TURGENEV   But I have moments of extreme happiness … ecstasy!—

EMMA   Do you?

TURGENEV   —watching a duck scratching the back of its head with that quick back-and-forth of its damp foot … and the way slow silver threads of water stream from a cow’s mouth when it raises its head from the edge of the pond to stare at you …

Herzen enters.

HERZEN   Rousseau has a lot to answer for.

George follows Herzen, with the basket.

GEORGE   Oh … why do you say that?

Natalie leaves. Emma takes the basket and upends it. A single virulent toadstool falls out.
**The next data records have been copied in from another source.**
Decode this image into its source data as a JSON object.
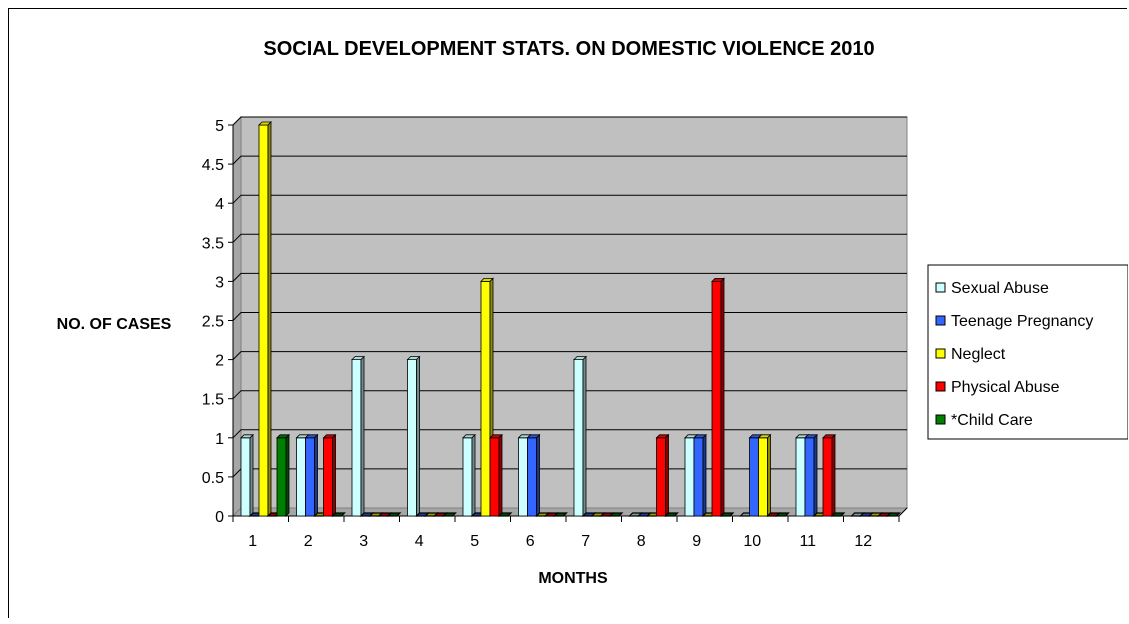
{
  "chart_data": {
    "type": "bar",
    "title": "SOCIAL DEVELOPMENT STATS. ON DOMESTIC VIOLENCE 2010",
    "xlabel": "MONTHS",
    "ylabel": "NO. OF CASES",
    "categories": [
      "1",
      "2",
      "3",
      "4",
      "5",
      "6",
      "7",
      "8",
      "9",
      "10",
      "11",
      "12"
    ],
    "yticks": [
      "0",
      "0.5",
      "1",
      "1.5",
      "2",
      "2.5",
      "3",
      "3.5",
      "4",
      "4.5",
      "5"
    ],
    "ylim": [
      0,
      5
    ],
    "grid": true,
    "legend_position": "right",
    "plot_background": "#c0c0c0",
    "series": [
      {
        "name": "Sexual Abuse",
        "color": "#ccffff",
        "values": [
          1,
          1,
          2,
          2,
          1,
          1,
          2,
          0,
          1,
          0,
          1,
          0
        ]
      },
      {
        "name": "Teenage Pregnancy",
        "color": "#3366ff",
        "values": [
          0,
          1,
          0,
          0,
          0,
          1,
          0,
          0,
          1,
          1,
          1,
          0
        ]
      },
      {
        "name": "Neglect",
        "color": "#ffff00",
        "values": [
          5,
          0,
          0,
          0,
          3,
          0,
          0,
          0,
          0,
          1,
          0,
          0
        ]
      },
      {
        "name": "Physical Abuse",
        "color": "#ff0000",
        "values": [
          0,
          1,
          0,
          0,
          1,
          0,
          0,
          1,
          3,
          0,
          1,
          0
        ]
      },
      {
        "name": "*Child Care",
        "color": "#008000",
        "values": [
          1,
          0,
          0,
          0,
          0,
          0,
          0,
          0,
          0,
          0,
          0,
          0
        ]
      }
    ]
  }
}
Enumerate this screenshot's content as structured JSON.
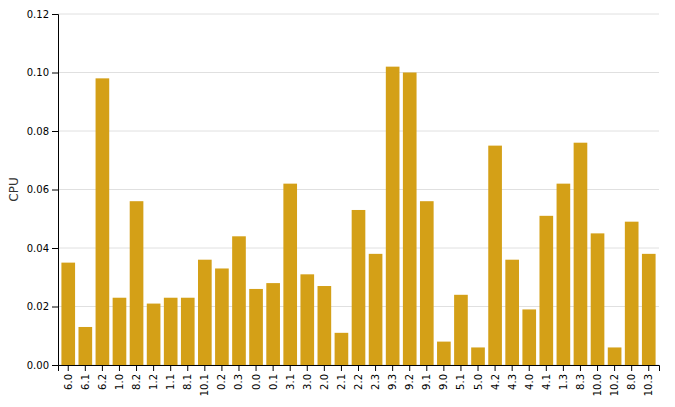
{
  "chart_data": {
    "type": "bar",
    "categories": [
      "6.0",
      "6.1",
      "6.2",
      "1.0",
      "8.2",
      "1.2",
      "1.1",
      "8.1",
      "10.1",
      "0.2",
      "0.3",
      "0.0",
      "0.1",
      "3.1",
      "3.0",
      "2.0",
      "2.1",
      "2.2",
      "2.3",
      "9.3",
      "9.2",
      "9.1",
      "9.0",
      "5.1",
      "5.0",
      "4.2",
      "4.3",
      "4.0",
      "4.1",
      "1.3",
      "8.3",
      "10.0",
      "10.2",
      "8.0",
      "10.3"
    ],
    "values": [
      0.035,
      0.013,
      0.098,
      0.023,
      0.056,
      0.021,
      0.023,
      0.023,
      0.036,
      0.033,
      0.044,
      0.026,
      0.028,
      0.062,
      0.031,
      0.027,
      0.011,
      0.053,
      0.038,
      0.102,
      0.1,
      0.056,
      0.008,
      0.024,
      0.006,
      0.075,
      0.036,
      0.019,
      0.051,
      0.062,
      0.076,
      0.045,
      0.006,
      0.049,
      0.038
    ],
    "color": "#D4A017",
    "ylabel": "CPU",
    "ylim": [
      0,
      0.12
    ],
    "yticks": [
      {
        "value": 0,
        "label": "0.00"
      },
      0.02,
      0.04,
      0.06,
      0.08,
      {
        "value": 0.1,
        "label": "0.10"
      },
      0.12
    ],
    "grid": true
  }
}
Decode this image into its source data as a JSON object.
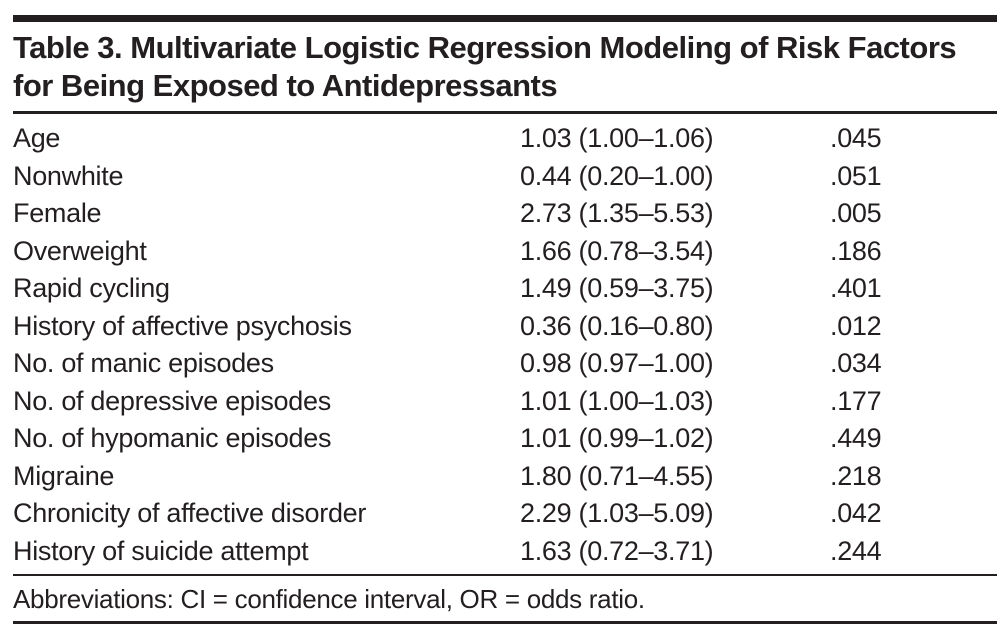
{
  "page": {
    "background": "#ffffff",
    "ink_color": "#231f20"
  },
  "table": {
    "title": "Table 3. Multivariate Logistic Regression Modeling of Risk Factors for Being Exposed to Antidepressants",
    "rows": [
      {
        "label": "Age",
        "value": "1.03 (1.00–1.06)",
        "p": ".045"
      },
      {
        "label": "Nonwhite",
        "value": "0.44 (0.20–1.00)",
        "p": ".051"
      },
      {
        "label": "Female",
        "value": "2.73 (1.35–5.53)",
        "p": ".005"
      },
      {
        "label": "Overweight",
        "value": "1.66 (0.78–3.54)",
        "p": ".186"
      },
      {
        "label": "Rapid cycling",
        "value": "1.49 (0.59–3.75)",
        "p": ".401"
      },
      {
        "label": "History of affective psychosis",
        "value": "0.36 (0.16–0.80)",
        "p": ".012"
      },
      {
        "label": "No. of manic episodes",
        "value": "0.98 (0.97–1.00)",
        "p": ".034"
      },
      {
        "label": "No. of depressive episodes",
        "value": "1.01 (1.00–1.03)",
        "p": ".177"
      },
      {
        "label": "No. of hypomanic episodes",
        "value": "1.01 (0.99–1.02)",
        "p": ".449"
      },
      {
        "label": "Migraine",
        "value": "1.80 (0.71–4.55)",
        "p": ".218"
      },
      {
        "label": "Chronicity of affective disorder",
        "value": "2.29 (1.03–5.09)",
        "p": ".042"
      },
      {
        "label": "History of suicide attempt",
        "value": "1.63 (0.72–3.71)",
        "p": ".244"
      }
    ],
    "footnote": "Abbreviations: CI = confidence interval, OR = odds ratio."
  }
}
HERZEN   I idolised Rousseau when I was young … Man in his natural state, uncorrupted by civilisation, desiring only those things which are good to desire …

GEORGE   Oh, yes.

HERZEN    … and everybody free to follow their desires without conflicts, because they’d all want the same things …

EMMA   Where’s Natalie?

GEORGE   Didn’t she come back?

HERZEN   She’ll be rounding up the nurse and the children.

GEORGE   (to Emma) My love, what do you think? We’re going to share a house with Alexander and Natalie in Nice! He’s going to go on ahead and find a place.

EMMA   Why … why leave Paris?

HERZEN   We belong to Egypt, not to the Promised Land. The people faltered. I wouldn’t insult them by absolving them. They had no programme, and no sovereign brain to carry one out. The Sovereign People are our invention. The masses are more like a phenomenon in nature, and nature isn’t interested in our fantasy that ink is action. Ask George. We’re dupes.

Natalie enters.

HERZEN   (cont.) (to Natalie) I’m a dupe. Well and good. We, too, will look to our faults—our passions and vices—and prepare ourselves by living by our ideals in a republic of our own. We are many!—Nine, counting my mother and the children.

NATALIE   The children must be hungry. I’m starving.

TURGENEV   It’s going to rain.

HERZEN   (to Natalie) George has offered to escort you and the children on your journey south. (to Emma) Your husband is kindness itself.

GEORGE   (to Emma) And when you’ve had the baby, you’ll join us.

EMMA   (to Herzen) There’s nothing he wouldn’t do for you.

NATALIE   Come on—we can go in that empty cottage.